One way to think about newer technologies is to ask what is the appropriate “tipping point” for their use; that is, what combination of circumstances would cause us to jump from the “tried and true” to the “new.” , Here are five such questions for us to consider:
The CT scan is being extensively advocated for the routine preoperative assessment of an arthritic shoulder, while for decades shoulder arthroplasty was successfully carried out without this added expense ($500 to $1000) and added radiation (50 to 100 times) in comparison with plain films. A standard axillary “truth” view taken with the arm elevated in the plane of the scapula ( Fig. 70.7 ) provides all the information needed to plan surgery in all but the most unusual shoulder pathoanatomies.

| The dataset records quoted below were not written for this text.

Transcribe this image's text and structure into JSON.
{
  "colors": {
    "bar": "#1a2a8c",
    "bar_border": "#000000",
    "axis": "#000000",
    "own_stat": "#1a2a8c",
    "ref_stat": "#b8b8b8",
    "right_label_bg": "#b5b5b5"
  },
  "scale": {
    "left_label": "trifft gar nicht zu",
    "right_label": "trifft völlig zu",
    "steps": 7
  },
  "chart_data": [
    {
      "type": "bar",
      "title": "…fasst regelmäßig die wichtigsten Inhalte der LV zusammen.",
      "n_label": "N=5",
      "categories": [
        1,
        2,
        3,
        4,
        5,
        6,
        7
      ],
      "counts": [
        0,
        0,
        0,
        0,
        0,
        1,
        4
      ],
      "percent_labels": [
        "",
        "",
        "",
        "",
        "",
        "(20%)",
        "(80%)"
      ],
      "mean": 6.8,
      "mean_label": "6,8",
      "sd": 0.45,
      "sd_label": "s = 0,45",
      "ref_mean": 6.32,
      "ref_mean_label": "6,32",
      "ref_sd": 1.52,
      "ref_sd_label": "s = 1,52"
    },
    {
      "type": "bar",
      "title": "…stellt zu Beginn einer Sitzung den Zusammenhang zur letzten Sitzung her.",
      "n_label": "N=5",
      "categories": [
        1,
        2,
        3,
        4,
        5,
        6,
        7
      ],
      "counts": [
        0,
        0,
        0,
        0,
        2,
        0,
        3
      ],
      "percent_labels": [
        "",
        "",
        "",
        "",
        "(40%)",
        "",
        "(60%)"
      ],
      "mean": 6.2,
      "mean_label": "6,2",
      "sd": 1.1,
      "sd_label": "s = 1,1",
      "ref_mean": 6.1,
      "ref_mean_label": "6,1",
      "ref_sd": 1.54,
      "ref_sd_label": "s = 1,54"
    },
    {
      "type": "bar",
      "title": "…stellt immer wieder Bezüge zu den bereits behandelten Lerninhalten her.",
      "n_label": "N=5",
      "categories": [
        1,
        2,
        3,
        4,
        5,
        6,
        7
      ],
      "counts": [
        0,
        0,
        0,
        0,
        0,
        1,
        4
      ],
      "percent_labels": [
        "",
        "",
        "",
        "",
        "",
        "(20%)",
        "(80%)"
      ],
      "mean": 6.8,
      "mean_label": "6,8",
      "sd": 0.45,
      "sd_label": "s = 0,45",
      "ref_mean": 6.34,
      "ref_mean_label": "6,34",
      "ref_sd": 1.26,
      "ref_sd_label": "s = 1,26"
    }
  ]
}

In our practice we rarely get to the tipping point of ordering a preoperative CT; rather we find that the “truth” view reveals sufficient anatomic detail to guide our discussions with the patient and our surgical planning ( Fig. 70.8 ). The axillary “truth” view has the additional advantage of facilitating the side-by-side comparison of the preoperative and postoperative shoulder anatomy, so we can see how well we did in addressing the pathology ( Fig. 70.9 ). What should tip us over to obtaining a preoperative CT scan?